The limitations of the 8-bit NES – the console Haunted ’86 was designed for – add to its creeps. A tight, restrictive color palette locks Haunted ’86 to using extensive black. That means ledges and background objects appear to just peek out, their edges highlighted. It’s mood where so few games of this ilk even try.
Haunted ’86 notes the year of this story. That’s important. It’s a game of nostalgia for that period, with winks at kids fiction like The Goonies and classic monster horror. Halloween night sees zombies roaming through the sewers. Eliminating them means knocking off their head then throwing it, hopefully slamming against other zombies. Crows drop down from the skies, only their eyes highlighted against the nighttime backdrop. There’s a Kraken of sorts too, or maybe it’s just a giant squid; either way, it’s dangerous.

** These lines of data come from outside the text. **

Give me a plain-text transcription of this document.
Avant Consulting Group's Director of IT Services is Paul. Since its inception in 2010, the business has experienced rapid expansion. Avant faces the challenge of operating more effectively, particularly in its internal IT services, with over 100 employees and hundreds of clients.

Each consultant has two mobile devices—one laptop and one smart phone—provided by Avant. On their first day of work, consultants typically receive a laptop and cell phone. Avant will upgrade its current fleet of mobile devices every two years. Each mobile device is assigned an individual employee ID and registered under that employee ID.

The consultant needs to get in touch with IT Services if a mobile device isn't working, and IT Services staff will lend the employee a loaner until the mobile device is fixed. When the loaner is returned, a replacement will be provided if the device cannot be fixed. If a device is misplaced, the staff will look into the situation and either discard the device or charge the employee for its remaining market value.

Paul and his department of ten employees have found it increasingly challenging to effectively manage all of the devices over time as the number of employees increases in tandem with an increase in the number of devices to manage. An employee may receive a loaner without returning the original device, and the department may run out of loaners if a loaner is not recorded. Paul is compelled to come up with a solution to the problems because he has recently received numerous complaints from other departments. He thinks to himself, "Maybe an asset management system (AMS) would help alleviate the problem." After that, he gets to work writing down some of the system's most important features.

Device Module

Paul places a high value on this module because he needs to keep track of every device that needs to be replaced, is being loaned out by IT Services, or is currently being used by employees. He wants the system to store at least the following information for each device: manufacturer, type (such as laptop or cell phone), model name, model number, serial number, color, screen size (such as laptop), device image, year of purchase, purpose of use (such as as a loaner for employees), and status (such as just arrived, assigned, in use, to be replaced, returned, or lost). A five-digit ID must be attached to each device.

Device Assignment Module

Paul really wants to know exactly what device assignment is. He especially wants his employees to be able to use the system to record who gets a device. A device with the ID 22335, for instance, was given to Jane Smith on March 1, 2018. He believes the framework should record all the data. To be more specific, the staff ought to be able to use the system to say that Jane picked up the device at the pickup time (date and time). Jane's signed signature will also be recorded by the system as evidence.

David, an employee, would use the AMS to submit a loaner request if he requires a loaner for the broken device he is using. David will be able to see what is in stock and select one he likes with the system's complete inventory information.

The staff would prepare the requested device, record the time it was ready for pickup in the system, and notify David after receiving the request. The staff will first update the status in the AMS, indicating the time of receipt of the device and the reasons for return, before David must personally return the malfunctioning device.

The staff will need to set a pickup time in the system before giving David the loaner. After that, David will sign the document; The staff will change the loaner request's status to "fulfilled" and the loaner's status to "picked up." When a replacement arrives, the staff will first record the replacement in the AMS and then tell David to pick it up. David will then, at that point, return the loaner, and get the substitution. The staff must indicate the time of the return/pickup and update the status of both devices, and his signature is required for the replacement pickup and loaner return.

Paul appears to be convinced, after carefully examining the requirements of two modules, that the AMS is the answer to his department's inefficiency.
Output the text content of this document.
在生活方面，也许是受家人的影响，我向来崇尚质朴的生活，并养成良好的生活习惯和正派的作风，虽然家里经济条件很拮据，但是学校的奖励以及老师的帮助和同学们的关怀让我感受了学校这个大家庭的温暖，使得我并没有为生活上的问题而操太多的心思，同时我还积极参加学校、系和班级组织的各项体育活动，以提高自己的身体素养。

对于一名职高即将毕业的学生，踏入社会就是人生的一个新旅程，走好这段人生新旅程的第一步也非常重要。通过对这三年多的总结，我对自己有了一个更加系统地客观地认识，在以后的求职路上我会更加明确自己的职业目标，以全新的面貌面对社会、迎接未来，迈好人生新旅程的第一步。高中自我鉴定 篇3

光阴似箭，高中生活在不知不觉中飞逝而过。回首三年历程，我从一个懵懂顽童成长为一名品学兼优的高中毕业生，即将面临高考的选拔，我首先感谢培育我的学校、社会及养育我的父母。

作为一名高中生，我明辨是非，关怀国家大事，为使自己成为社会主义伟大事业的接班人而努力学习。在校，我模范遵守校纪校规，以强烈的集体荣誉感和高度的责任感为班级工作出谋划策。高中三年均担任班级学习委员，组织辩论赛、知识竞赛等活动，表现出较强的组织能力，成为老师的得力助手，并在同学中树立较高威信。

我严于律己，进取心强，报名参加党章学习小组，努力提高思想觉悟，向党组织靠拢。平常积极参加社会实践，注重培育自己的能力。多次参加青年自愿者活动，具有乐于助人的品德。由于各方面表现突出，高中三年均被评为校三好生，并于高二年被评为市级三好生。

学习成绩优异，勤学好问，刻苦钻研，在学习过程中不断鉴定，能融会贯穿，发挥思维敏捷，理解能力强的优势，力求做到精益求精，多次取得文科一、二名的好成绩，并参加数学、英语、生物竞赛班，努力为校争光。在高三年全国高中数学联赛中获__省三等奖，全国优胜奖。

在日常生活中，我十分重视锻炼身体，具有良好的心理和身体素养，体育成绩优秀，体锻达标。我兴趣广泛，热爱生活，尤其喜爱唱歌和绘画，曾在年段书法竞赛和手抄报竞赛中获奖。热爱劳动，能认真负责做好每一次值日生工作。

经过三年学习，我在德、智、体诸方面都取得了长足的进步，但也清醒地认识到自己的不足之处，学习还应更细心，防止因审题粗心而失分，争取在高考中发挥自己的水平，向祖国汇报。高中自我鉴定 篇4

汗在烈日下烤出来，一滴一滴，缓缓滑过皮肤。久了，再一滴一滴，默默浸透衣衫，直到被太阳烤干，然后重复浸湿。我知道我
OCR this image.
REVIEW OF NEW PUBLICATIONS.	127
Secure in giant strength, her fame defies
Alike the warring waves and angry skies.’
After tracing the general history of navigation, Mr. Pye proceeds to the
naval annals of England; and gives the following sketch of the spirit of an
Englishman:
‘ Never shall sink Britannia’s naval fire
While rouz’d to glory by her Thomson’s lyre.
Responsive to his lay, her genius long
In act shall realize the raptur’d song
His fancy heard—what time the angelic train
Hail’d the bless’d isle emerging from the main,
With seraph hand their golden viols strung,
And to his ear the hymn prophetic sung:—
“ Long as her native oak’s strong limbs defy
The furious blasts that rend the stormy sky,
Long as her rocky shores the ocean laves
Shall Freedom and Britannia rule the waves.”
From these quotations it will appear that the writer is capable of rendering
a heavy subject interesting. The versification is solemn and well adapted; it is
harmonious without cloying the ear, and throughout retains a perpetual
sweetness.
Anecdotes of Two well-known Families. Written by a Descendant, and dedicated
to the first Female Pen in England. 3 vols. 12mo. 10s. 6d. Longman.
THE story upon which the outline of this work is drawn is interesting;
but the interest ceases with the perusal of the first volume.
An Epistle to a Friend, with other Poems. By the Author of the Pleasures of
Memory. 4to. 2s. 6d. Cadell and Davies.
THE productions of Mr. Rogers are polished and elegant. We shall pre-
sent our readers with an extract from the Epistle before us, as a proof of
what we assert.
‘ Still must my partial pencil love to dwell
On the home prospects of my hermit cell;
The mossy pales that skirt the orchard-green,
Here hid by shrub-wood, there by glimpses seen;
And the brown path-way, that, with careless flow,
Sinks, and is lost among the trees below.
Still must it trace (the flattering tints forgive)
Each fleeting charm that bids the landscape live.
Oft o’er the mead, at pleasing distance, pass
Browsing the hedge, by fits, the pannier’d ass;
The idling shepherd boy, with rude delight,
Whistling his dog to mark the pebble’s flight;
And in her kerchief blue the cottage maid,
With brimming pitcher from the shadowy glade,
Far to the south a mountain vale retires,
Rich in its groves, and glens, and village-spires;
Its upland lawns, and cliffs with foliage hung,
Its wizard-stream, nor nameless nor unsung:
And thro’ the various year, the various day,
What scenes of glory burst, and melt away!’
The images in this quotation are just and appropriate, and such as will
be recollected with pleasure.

This all happens because of a mystical map, granting two heroes their powers. As a fetch quest, Haunted’86 embraces the imagination and play that kids engage in. General spookiness feels like part of their game, goofing around on Halloween night while pretending to dropkick the frights they caught on a fuzzy over-the-air broadcast of Night of the Living Dead. Haunted ’86 is often awkward and loose. That’s not inappropriate, considering. No kid ever masters the art of zombie punching.
In terms of capturing the childhood vibe of Halloween, Haunted ’86 lacks the charm of say, Costume Quest. There’s less imagination here, impacted by the choice of hardware, but working around those restrictions for something kooky and pleasing.